China Economy May Be Even Bigger Than You Think
Here is the opening of this informative article from Bloomberg:
With China set to announce its third-quarter gross domestic product report on Monday, skepticism over its economic data is arising anew.
Recall that Bill Gross has described China as "the mystery meat of emerging-market countries." Premier Li Keqiang, before taking that post, said he didn't rely on official statistics.
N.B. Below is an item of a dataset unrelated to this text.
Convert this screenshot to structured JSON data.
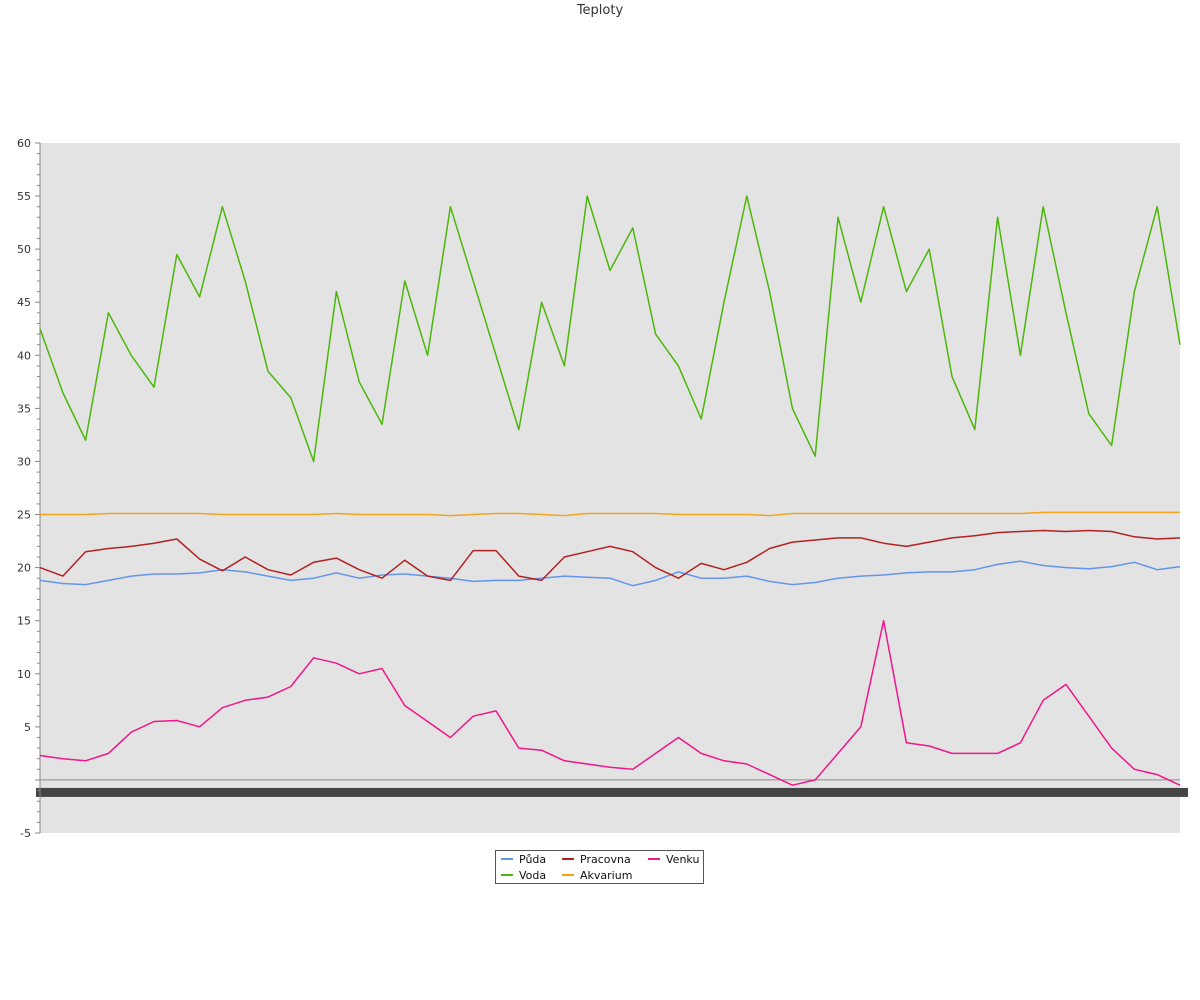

He preferred things like rail freight and electricity use to gauge activity.
So is China about to puff up its economic report card once more?
Quite the contrary, according to one of the world's foremost emerging market investors, Mark Mobius.
"I know there's a lot of debate as to whether the numbers are true, whether it's really 7 percent, but our numbers indicate that it is at least that," the chairman of the emerging-markets group at Franklin Templeton Investments said in a recent interview with Bloomberg TV. "We think that a lot of the economy is not really being counted because China is being converted from a manufacturing-oriented economy to a service economy."
That gels with the view of Rhodium Group analysts in a September report for the Center for Strategic and International Studies.
Their 200-plus page study found China's GDP methodologies are largely in line with international practices and charges that estimates are sheer fabrications are "misinformed." Still, they acknowledged that Chinese statistics and their transparency are "sometimes shaped by political interests."
China's economy is bigger, not smaller than official data suggests, the analysts found, with the services sector the hardest to measure and real estate even more important than currently reflected.
China is not a market suitable for every investor’s temperament. It can be extremely volatile, not least as command capitalism produces some impressively efficient winners but also frequently stumbles. Additionally, a superpower led by a communist government is not exactly reassuring for those of us living in democracies. Nevertheless, we also know that China’s best exports have long been its hardworking people and 1.3bn of them remain in their home country.
The dust has mostly settled following China’s ham-fisted stock market interventions which I have discussed on numerous occasions. Valuations are lower for mainland China’s A-Shares (p/e 16.85 & yield 1.83%) and Hong Kong’s HSI (p/e 9.85 & yield 3.71%) and HSCEI (p/e 7.49% & yield 3.72). The charts continue to look like recovery candidates.